On Sunday, he wrote another post on his own Facebook page that read, "My stand puts me in clear conflict with my own father, who is a state legislator and has voted to pass the resolution out of his committee and onto the full House for a vote."
In an interview with Nuvo, an alternatively weekly publication in Indianapolis, Chris Smith said he resides in California and is in a domestic partnership. He said overall, he felt "really sad."
"I'm embarrassed. I'm really disgusted by the whole thing. I'm confused as to what I should do," he said, noting his father had not given him a heads up about the legislation or how he would vote.
When asked for comment, Tory Flynn, a spokeswoman for Indiana state House Republicans, said she spoke with Milo Smith after his son's post went up.
"He stated that he loves his son very much and this is a personal issue," she said.
The House Elections and Apportionment Committee was never even supposed to vote on HJR-3, which would amend the state constitution to ban same-sex marriage.
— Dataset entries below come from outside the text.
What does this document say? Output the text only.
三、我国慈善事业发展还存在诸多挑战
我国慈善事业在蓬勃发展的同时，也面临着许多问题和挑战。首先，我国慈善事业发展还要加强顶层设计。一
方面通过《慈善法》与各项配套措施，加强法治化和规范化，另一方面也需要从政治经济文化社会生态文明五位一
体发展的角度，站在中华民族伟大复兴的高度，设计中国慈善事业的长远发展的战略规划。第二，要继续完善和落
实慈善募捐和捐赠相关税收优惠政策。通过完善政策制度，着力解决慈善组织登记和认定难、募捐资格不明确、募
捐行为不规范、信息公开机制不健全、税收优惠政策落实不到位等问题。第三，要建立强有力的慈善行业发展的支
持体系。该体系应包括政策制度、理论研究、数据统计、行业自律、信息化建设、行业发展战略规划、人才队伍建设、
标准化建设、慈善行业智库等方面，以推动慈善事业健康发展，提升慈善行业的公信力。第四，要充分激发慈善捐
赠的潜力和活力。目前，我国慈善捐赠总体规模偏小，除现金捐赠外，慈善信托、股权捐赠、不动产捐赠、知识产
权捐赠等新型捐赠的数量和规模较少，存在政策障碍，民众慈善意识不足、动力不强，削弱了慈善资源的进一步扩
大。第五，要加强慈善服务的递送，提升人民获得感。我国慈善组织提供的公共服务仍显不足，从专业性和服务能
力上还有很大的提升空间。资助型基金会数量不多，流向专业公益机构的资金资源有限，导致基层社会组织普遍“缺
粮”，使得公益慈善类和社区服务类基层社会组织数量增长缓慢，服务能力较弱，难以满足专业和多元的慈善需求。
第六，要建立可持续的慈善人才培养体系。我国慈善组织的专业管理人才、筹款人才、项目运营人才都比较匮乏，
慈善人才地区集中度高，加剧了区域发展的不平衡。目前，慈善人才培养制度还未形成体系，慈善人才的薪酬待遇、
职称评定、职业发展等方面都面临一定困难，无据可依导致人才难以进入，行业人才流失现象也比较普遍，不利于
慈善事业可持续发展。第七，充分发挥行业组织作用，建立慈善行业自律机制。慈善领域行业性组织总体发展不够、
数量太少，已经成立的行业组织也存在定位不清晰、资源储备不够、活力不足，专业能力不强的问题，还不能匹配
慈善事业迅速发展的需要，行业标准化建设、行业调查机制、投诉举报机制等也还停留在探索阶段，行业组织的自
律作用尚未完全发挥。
The measure was originally set to receive a vote in the House Judiciary Committee, but after backers realized there weren't enough votes for it to pass -- several Republicans had expressed concerns -- House Speaker Brian Bosma (R) moved the measure at the last minute to Smith's committee, which was considered more conservative.
HJR-3 is now in the hands of the full chamber, and a vote could come as soon as Monday. The Indianapolis Star polled the 100 members of the state House on where they stand on the legislation and found the body is now evenly split between supporters and opponents, with a quarter of the chamber still undecided.
Same-sex marriage is already illegal in Indiana; HJR-3 would simply enshrine the ban in the state constitution. Once the bill passes out of the House, it would need to clear the Senate before going before the public as a ballot measure.